A Bit about Numbers

Author

Darren Irwin

We have now learned some about how Julia remembers numbers as belonging to different types. Why is this? Isn’t a number just a number? Well, when it comes to storing them in computer, the answer is no. To understand why, let’s learn a little about how computers store information.

Binary memory

The great majority of computers today (and certainly your own personal computer) store information as a series of 1s and 0s. (You can equally well think of these as on/off or true/false.) A single 1/0 switch is called bit—the smallest unit of information that a computer can store.

A set of 8 bits is called a byte. The memory on a computer consists of gigantic grids of such bytes. When we talk about memory sizes of computers, we use terms like kilobytes (KB; 1,000 bytes, or 8,000 bits) or megabytes (MB; 1,000,000 bytes), and so forth.

Binary counting

So how can numbers other than 0 and 1 be stored? As a series of 0s and 1s, which are interpreted as a group according to some rule. For example, we can simply count in binary to convert our decimal (base-10) numbers to the way computers often store integers:

Decimal 0 can be stored as binary 0.
Decimal 1 can be stored as binary 1.
Decimal 2 can be stored as binary 10.
Decimal 3 can be stored as binary 11.
Decimal 4 can be stored as binary 100.
Decimal 5 can be stored as binary 101.

And so forth. You can see that storing larger integers requires more bits.

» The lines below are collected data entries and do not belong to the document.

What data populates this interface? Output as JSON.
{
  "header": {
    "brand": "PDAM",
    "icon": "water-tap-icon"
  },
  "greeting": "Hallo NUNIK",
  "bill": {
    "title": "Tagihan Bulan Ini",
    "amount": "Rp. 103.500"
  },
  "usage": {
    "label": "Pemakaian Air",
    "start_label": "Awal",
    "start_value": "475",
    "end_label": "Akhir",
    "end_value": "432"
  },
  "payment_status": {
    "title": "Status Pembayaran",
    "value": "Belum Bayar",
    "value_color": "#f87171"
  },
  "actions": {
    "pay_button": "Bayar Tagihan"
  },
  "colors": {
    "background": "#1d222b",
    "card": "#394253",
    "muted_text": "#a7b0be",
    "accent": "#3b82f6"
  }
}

The take-home message here: For integers, there is a tradeoff between memory size and the range of integers that can be stored.

What about non-integers?

The above works fine for integers, but we often want to store numbers like 7.1 or 0.005 or sqrt(2). For this, people have come up with a clever way of encoding numbers called floating-point numbers, because you can think of it as storing numbers as an integer multiplied by a number that represents the magnitude (which adjusts where the decimal point goes).

This floating-point number system works great, but there is a limitation: In a fixed set of bits, there is a limit to the precision of such numbers. In other words, there are only certain values such numbers can take, with gaps between them. The more bits we dedicate to storing such numbers, the smaller these gaps are.

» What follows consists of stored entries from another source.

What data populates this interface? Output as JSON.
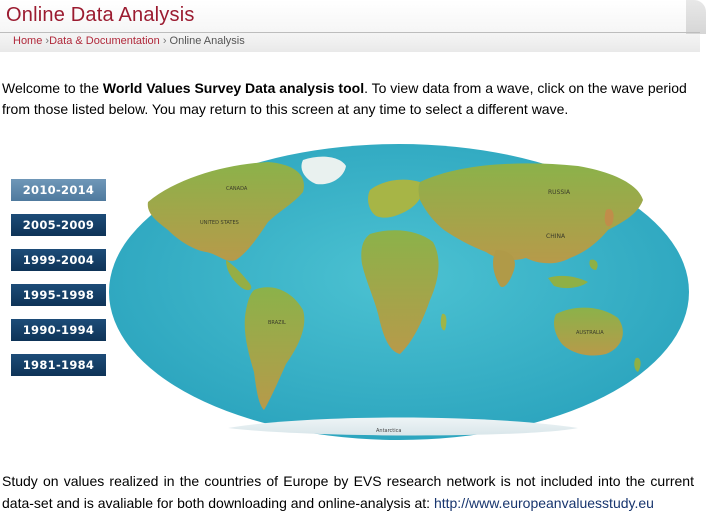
{
  "header": {
    "title": "Online Data Analysis",
    "breadcrumb": {
      "home": "Home",
      "sep1": "›",
      "data_docs": "Data & Documentation",
      "sep2": "›",
      "current": "Online Analysis"
    }
  },
  "intro": {
    "prefix": "Welcome to the ",
    "bold": "World Values Survey Data analysis tool",
    "suffix": ". To view data from a wave, click on the wave period from those listed below. You may return to this screen at any time to select a different wave."
  },
  "waves": [
    {
      "label": "2010-2014",
      "selected": true
    },
    {
      "label": "2005-2009",
      "selected": false
    },
    {
      "label": "1999-2004",
      "selected": false
    },
    {
      "label": "1995-1998",
      "selected": false
    },
    {
      "label": "1990-1994",
      "selected": false
    },
    {
      "label": "1981-1984",
      "selected": false
    }
  ],
  "map": {
    "labels": {
      "russia": "RUSSIA",
      "china": "CHINA",
      "brazil": "BRAZIL",
      "australia": "AUSTRALIA",
      "antarctica": "Antarctica",
      "united_states": "UNITED STATES",
      "canada": "CANADA"
    }
  },
  "footer": {
    "text": "Study on values realized in the countries of Europe by EVS research network is not included into the current data-set and is avaliable for both downloading and online-analysis at: ",
    "link": "http://www.europeanvaluesstudy.eu"
  },
  "colors": {
    "title": "#9b1b30",
    "breadcrumb_link": "#b0283a",
    "wave_button": "#163f68",
    "wave_selected": "#5f89ad",
    "link": "#17356e",
    "ocean": "#3fb6c8"
  }
}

The take-home message here: For floating-point numbers, there is a tradeoff between memory size and precision of the numbers stored.

Numbers in Julia

To learn a bit about how numbers are represented by different Julia types, we can use the bitstring() function:

bitstring(1)
"0000000000000000000000000000000000000000000000000000000000000001"

This shows us that the number 1 is stored as 63 0s and then a 1. This is Julia’s default way of storing integers, as type Int64 (a 64-bit integer).

Let’s try the same but use 1.0 instead:

bitstring(1.0)
"0011111111110000000000000000000000000000000000000000000000000000"

Here we have quite a different representation. This is because the number is now stored as type Float64 (a 64-bit floating-point number).

The about() function

We can learn more about how numbers are encoded by adding a nice little package called About:

using Pkg; Pkg.add("About")

This package has one function, wisely named about() as it tells us about objects (note though that it can only tell you about relatively simple objects).

using About
about(1)
Int64 (<: Signed <: Integer <: Real <: Number <: Any), occupies 8B.

 0000000000000000000000000000000000000000000000000000000000000001
 = +1

The highlighting tells you how the number is encoded (one bit for the positive sign, the rest for the integer)

about(1.0)
Float64 (<: AbstractFloat <: Real <: Number <: Any), occupies 8B.

 0011111111110000000000000000000000000000000000000000000000000000 
 ╨└────┬────┘└────────────────────────┬─────────────────────────┘
 +    2^0   ×                1.000000000000000000                
 = 1.0000000000000000

The result shows you which bits are for which components of the floating-point number.

Try about() on other objects

Play around with this function to learn about how other types of things are stored. (For example, about('x'), about("ACGT"), about(3//7), about(sqrt(2)), about(pi).)

Choosing types wisely

Why does all this matter? Well, if you don’t actually need 64 bits for your numbers, then you can tell Julia to store them in fewer bits, and this can increase efficiency (i.e., reduce memory and increase speed).

For example, if you know that a variable will only need to store integers ranging between -128 and 127, then you can specify that variable as an 8-bit integer:

x8 = Int8(39)
39
typeof(x8)
Int8
bitstring(x8)
"00100111"
about(x8)
Int8 (<: Signed <: Integer <: Real <: Number <: Any), occupies 1B.

 00100111 = +39

We have succeeded in storing the number 39 in only 8 bits rather than 64.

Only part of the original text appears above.